Yo estaba muy atento a cuando me tocara y reconozco que me impacienté pues momentos previos no sabía que más rezar ni que más pensar. Cuando quise acordar, María Livia apareció por detrás de una columna y en vez de tocarme el hombro izquierdo que lo tenía pronto para ello, me tocó el antebrazo derecho. Me miró fijamente a los ojos y prosiguió con su tarea al segundo siguiente.
-Muy poco para mi-, pensé…. No creí sentir nada y me senté en el suelo buscando atesorar ese “gran momento”. Sentí un cierto estremecimiento que me hizo temblar un poco, pero algo que no me pudiera ocurrir en otra circunstancia.
Luego de visitar la ermita donde la imagen de la IMDCEJ realizada a imagen y semejanza de las visiones, comenzamos a descender por el Cerro. Yo me sentí un tanto desilusionado conmigo mismo, pues me culpabilicé de no haber sido capaz de sentir en forma mas intensa el abrazo de Dios. Pero la experiencia en su totalidad es un baño de humildad, un regalo divino que le brindamos a nuestro cuerpo y alma. No se puede creer el silencio que prima habiendo 60 mil personas. Allí nadie come, nadie bebe siquiera y no hay ninguna actividad que no sea recogerse, orar y atenderse asimismo.
Hay muchos asistentes atentos a las necesidades de los peregrinos. Todo fluye, nada incomoda, todo es una sensación de paz y un fuerte calor que uno siente en el corazón.
Al otro día hubo una misa en otro estadio, donde luego María Livia cuenta al público su relato de las apariciones y responde preguntas. También se siente la presencia Divina máxime cuando María Livia dice estar acompañada de la Virgen.
En mi caso en particular, al momento de comulgar, comencé a temblar y a llorar sin poder parar, situación que se prolongó varios minutos. Era una llanto de alivio, de paz de agradecimiento, de amor, del amor que sentí cuando la Virgen me dijo: -Bobo, creíste que no te iba a abrazar…

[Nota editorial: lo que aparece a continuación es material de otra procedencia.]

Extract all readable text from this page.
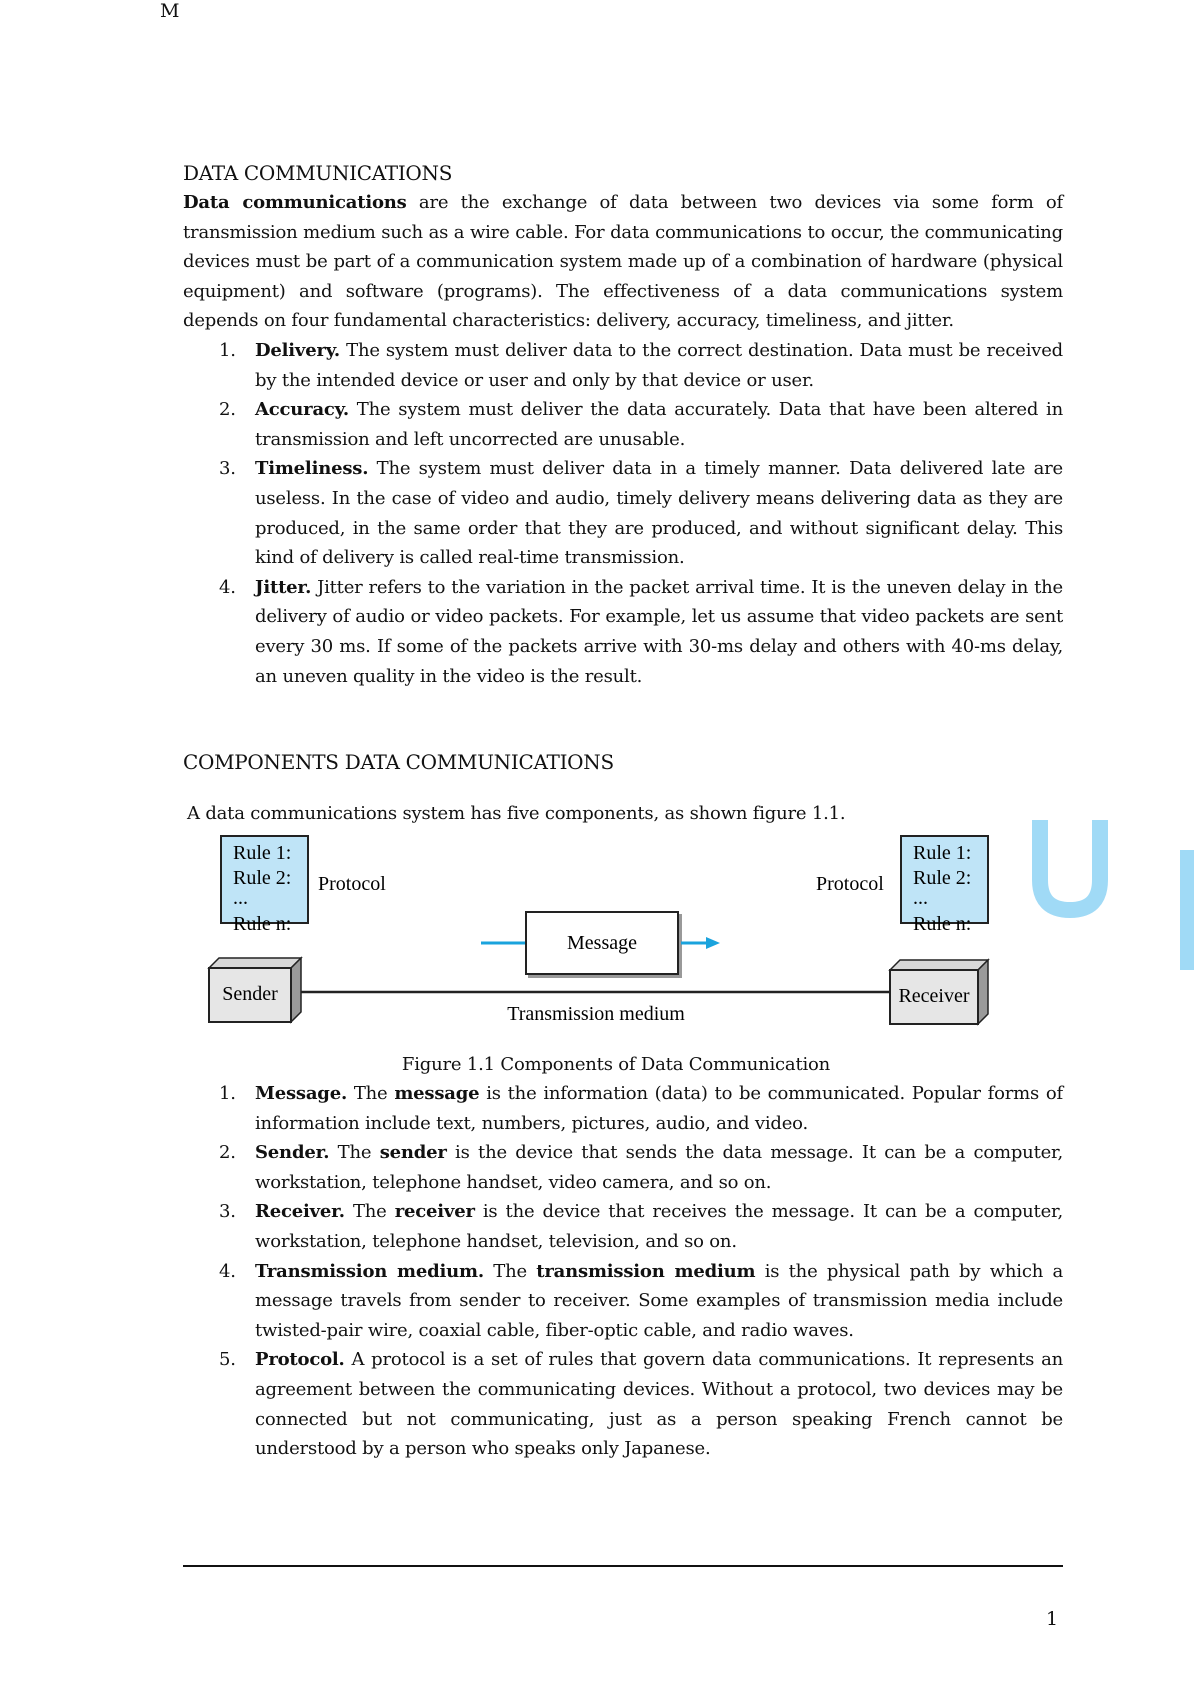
M
DATA COMMUNICATIONS

Data communications are the exchange of data between two devices via some form of transmission medium such as a wire cable. For data communications to occur, the communicating devices must be part of a communication system made up of a combination of hardware (physical equipment) and software (programs). The effectiveness of a data communications system depends on four fundamental characteristics: delivery, accuracy, timeliness, and jitter.

1. Delivery. The system must deliver data to the correct destination. Data must be received by the intended device or user and only by that device or user.
2. Accuracy. The system must deliver the data accurately. Data that have been altered in transmission and left uncorrected are unusable.
3. Timeliness. The system must deliver data in a timely manner. Data delivered late are useless. In the case of video and audio, timely delivery means delivering data as they are produced, in the same order that they are produced, and without significant delay. This kind of delivery is called real-time transmission.
4. Jitter. Jitter refers to the variation in the packet arrival time. It is the uneven delay in the delivery of audio or video packets. For example, let us assume that video packets are sent every 30 ms. If some of the packets arrive with 30-ms delay and others with 40-ms delay, an uneven quality in the video is the result.
COMPONENTS DATA COMMUNICATIONS
A data communications system has five components, as shown figure 1.1.
Rule 1:
Rule 2:
...
Rule n:
Protocol
Rule 1:
Rule 2:
...
Rule n:
Protocol
Message
Sender	Receiver
Transmission medium
Figure 1.1 Components of Data Communication
1. Message. The message is the information (data) to be communicated. Popular forms of information include text, numbers, pictures, audio, and video.
2. Sender. The sender is the device that sends the data message. It can be a computer, workstation, telephone handset, video camera, and so on.
3. Receiver. The receiver is the device that receives the message. It can be a computer, workstation, telephone handset, television, and so on.
4. Transmission medium. The transmission medium is the physical path by which a message travels from sender to receiver. Some examples of transmission media include twisted-pair wire, coaxial cable, fiber-optic cable, and radio waves.
5. Protocol. A protocol is a set of rules that govern data communications. It represents an agreement between the communicating devices. Without a protocol, two devices may be connected but not communicating, just as a person speaking French cannot be understood by a person who speaks only Japanese.
1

Salí de misa temblando, con mucho frío a pesar de estar súper abrigado, pero con una paz tan grande, tan gloriosa, que les comente a mis amigos:
-ahora ya me puedo morir en paz-, pues sentí lo que era estar junto a Dios. Sin dudas el Cerro es la antesala del cielo. Se siente.
Yo nunca he sido católico por la sola idea de ir al cielo. Antes del mes de haber nacido ya había sigo bautizado y me eduque en colegio católico. Siempre me ha interesado el camino que recorro, lo que doy y lo que recibo , pero ahora pude sentir lo que es vivir eternamente en el cielo y no tengo dudas de que allí quiero descansar el día que Dios me llame.
El regreso en el ómnibus fue una fiesta, un constante festejo en que todos agradecíamos lo que habíamos vivido, cada uno con su experiencia personal. Los relatos de los testimonies creí serían un plomazo y estaba negado a dar el mío, pero fue uno de los momentos más lindos del viaje. Ver a nuestros compañeros tan conmovidos, emocionados, alegres a la vez, contando sus relatos de la vida que le habían acercado a Dios, el llamado de la IMDCEJ, sus expectativas, sus razones y lo que habían sentido, era una fiesta para nuestros sentidos.
No tengo dudas de que se trató del viaje más emotivo que he hecho, que más me ha tocado en lo profundo de mi alma y corazón, donde no tuve momentos para sentirme mal, ni extrañar, ni pensar en todos los problemas con los cuales cargamos. Sentí que estaba en manos de la Virgen, que me protegía con su manto, que me arrullaba, que me quería como una madre quiere a su hijo.
Me emocioné antes de llegar, durante y después, pues al relatar a mi familia mi experiencia me sobrevino un llanto enorme y me agache sintiéndome que la Virgen María me estaba abrazando.
Yo sé que la Virgen y Dios están en todos lados y que no es necesario ir hasta los puntos donde hay apariciones, pero es una experiencia que nunca creí me ocurriría y se la recomiendo a todos quienes quieran sentir a Dios en su corazón. Enseguida me encargué de seducir a mis hijos, a mi esposa, a mis hermanas y amigos para que vayan, pues el amor que se siente, que espero no se me vaya más, es la mejor experiencia que he vivido en mi vida. Estoy en manos de Dios, atento al destino que me conduzcan mis caminos guiados por Él.